La rete aggrega tutti, senza discriminazione. La chiesa non sceglie chi è bravo, buono e bello: accoglie tutti. Non può essere che così, pena la negazione della fraternità e dell’essere figli dello stesso Padre. Se infatti nego la fraternità ad un figlio di Dio, non accetto di essere figlio io stesso.

            Un altro aspetto del Regno è che la rete sarà piena solo alla fine, non oggi. Per questo non è oggi il tempo della distinzione, oggi è il tempo della raccolta e dell’accoglienza. La fine sarà solo quando il fine sarà raggiunto: quando la Parola e l’accoglienza fraterna avranno pescato ogni uomo, nessuno escluso.

Allora il Figlio, l’ultimo ad essere pescato, consegnerà tutto al Padre. A quel punto termina il tempo della chiesa che scompare perché non ha più motivo di essere: inizia il tempo del Padre. Dopo il tempo del Figlio su questa terra; dopo il tempo dello Spirito che guida la chiesa, rimane il tempo del Padre dove tutto verrà riassunto nel Figlio e nello Spirito Santo.

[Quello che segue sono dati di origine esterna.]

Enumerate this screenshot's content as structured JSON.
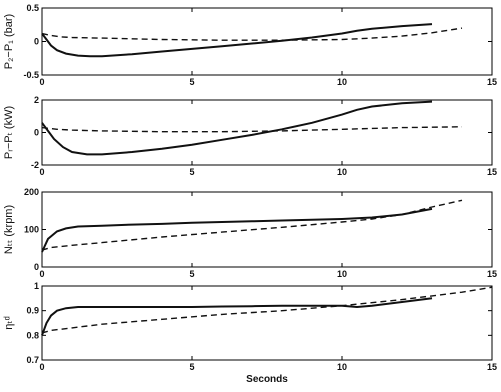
{
  "chart_data": [
    {
      "type": "line",
      "ylabel": "P₂−P₁ (bar)",
      "xlim": [
        0,
        15
      ],
      "ylim": [
        -0.5,
        0.5
      ],
      "xticks": [
        "0",
        "5",
        "10",
        "15"
      ],
      "yticks": [
        "-0.5",
        "0",
        "0.5"
      ],
      "grid": false,
      "series": [
        {
          "style": "solid",
          "x": [
            0,
            0.15,
            0.3,
            0.5,
            0.8,
            1.2,
            1.6,
            2,
            3,
            4,
            5,
            6,
            7,
            8,
            9,
            10,
            10.5,
            11,
            12,
            13
          ],
          "y": [
            0.12,
            0.03,
            -0.06,
            -0.13,
            -0.18,
            -0.21,
            -0.22,
            -0.22,
            -0.19,
            -0.15,
            -0.11,
            -0.07,
            -0.03,
            0.01,
            0.06,
            0.12,
            0.16,
            0.19,
            0.23,
            0.26
          ]
        },
        {
          "style": "dashed",
          "x": [
            0,
            0.3,
            0.6,
            1,
            2,
            4,
            6,
            8,
            10,
            11,
            12,
            13,
            14
          ],
          "y": [
            0.12,
            0.09,
            0.07,
            0.06,
            0.05,
            0.03,
            0.02,
            0.02,
            0.03,
            0.05,
            0.08,
            0.13,
            0.2
          ]
        }
      ]
    },
    {
      "type": "line",
      "ylabel": "Pᵣ−Pₜ (kW)",
      "xlim": [
        0,
        15
      ],
      "ylim": [
        -2,
        2
      ],
      "xticks": [
        "0",
        "5",
        "10",
        "15"
      ],
      "yticks": [
        "-2",
        "0",
        "2"
      ],
      "grid": false,
      "series": [
        {
          "style": "solid",
          "x": [
            0,
            0.2,
            0.4,
            0.7,
            1,
            1.5,
            2,
            3,
            4,
            5,
            6,
            7,
            8,
            9,
            10,
            10.5,
            11,
            12,
            13
          ],
          "y": [
            0.6,
            0.1,
            -0.4,
            -0.9,
            -1.2,
            -1.35,
            -1.35,
            -1.2,
            -1.0,
            -0.75,
            -0.45,
            -0.15,
            0.2,
            0.6,
            1.1,
            1.4,
            1.6,
            1.8,
            1.9
          ]
        },
        {
          "style": "dashed",
          "x": [
            0,
            0.5,
            1,
            2,
            4,
            6,
            8,
            10,
            12,
            14
          ],
          "y": [
            0.3,
            0.2,
            0.15,
            0.1,
            0.05,
            0.05,
            0.1,
            0.2,
            0.3,
            0.35
          ]
        }
      ]
    },
    {
      "type": "line",
      "ylabel": "Nₜₜ (krpm)",
      "xlim": [
        0,
        15
      ],
      "ylim": [
        0,
        200
      ],
      "xticks": [
        "0",
        "5",
        "10",
        "15"
      ],
      "yticks": [
        "0",
        "100",
        "200"
      ],
      "grid": false,
      "series": [
        {
          "style": "solid",
          "x": [
            0,
            0.2,
            0.5,
            0.8,
            1.2,
            2,
            3,
            4,
            5,
            6,
            7,
            8,
            9,
            10,
            10.5,
            11,
            12,
            13
          ],
          "y": [
            40,
            75,
            95,
            103,
            108,
            110,
            113,
            115,
            118,
            120,
            122,
            124,
            126,
            128,
            130,
            132,
            140,
            155
          ]
        },
        {
          "style": "dashed",
          "x": [
            0,
            0.3,
            1,
            2,
            4,
            6,
            8,
            10,
            11,
            12,
            13,
            14
          ],
          "y": [
            45,
            52,
            58,
            65,
            80,
            93,
            106,
            120,
            128,
            140,
            160,
            178
          ]
        }
      ]
    },
    {
      "type": "line",
      "ylabel": "ηₜᵈ",
      "xlabel": "Seconds",
      "xlim": [
        0,
        15
      ],
      "ylim": [
        0.7,
        1
      ],
      "xticks": [
        "0",
        "5",
        "10",
        "15"
      ],
      "yticks": [
        "0.7",
        "0.8",
        "0.9",
        "1"
      ],
      "grid": false,
      "series": [
        {
          "style": "solid",
          "x": [
            0,
            0.15,
            0.3,
            0.5,
            0.8,
            1.2,
            2,
            3,
            4,
            5,
            6,
            7,
            8,
            9,
            10,
            10.5,
            11,
            12,
            13
          ],
          "y": [
            0.8,
            0.85,
            0.88,
            0.9,
            0.91,
            0.915,
            0.915,
            0.915,
            0.915,
            0.915,
            0.917,
            0.918,
            0.92,
            0.92,
            0.92,
            0.915,
            0.92,
            0.935,
            0.95
          ]
        },
        {
          "style": "dashed",
          "x": [
            0,
            0.3,
            1,
            2,
            4,
            6,
            8,
            10,
            12,
            14,
            15
          ],
          "y": [
            0.81,
            0.82,
            0.83,
            0.845,
            0.865,
            0.885,
            0.9,
            0.92,
            0.945,
            0.975,
            0.995
          ]
        }
      ]
    }
  ]
}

            Solo nel tempo del Padre vi sarà distinzione, secondo la sua misericordia, non senz’altro secondo i nostri giudizi e le nostre misure che il più delle volte sono alquanto meschine non certo di misericordia.

Se il presente è il tempo della pesca e dell’indulgenza, nel futuro vivremo il giudizio. Giudizio che già conosciamo, se vogliamo: sarò misurato secondo la misericordia che avrò accordato agli altri.

Se colgo il senso della misericordia di Dio, non la uso come paravento e non mi prendo gioco della bontà del Padre. Non diventa scusa per la mia malizia e per il giudizio del prossimo. Sappiamo che il Padre aspetta che ci convertiamo perché tutti possiamo essere salvati dal Figlio suo Gesù.

Sappiamo anche che la misericordia è al centro di ogni accoglienza oggi e di ogni divisione domani. Se la base del giudizio è la nostra bravura sappiamo per certo che saremo condannati. Se la base del giudizio è la misericordia del Padre sappiamo per certo che saremo salvati. Tutto il resto è nel cuore del Padre, non certo nella nostra mente. Sappiamo infatti che “la misericordia ha sempre la meglio sul giudizio”, come ci ricorda san Giacomo nella sua lettera (2, 13).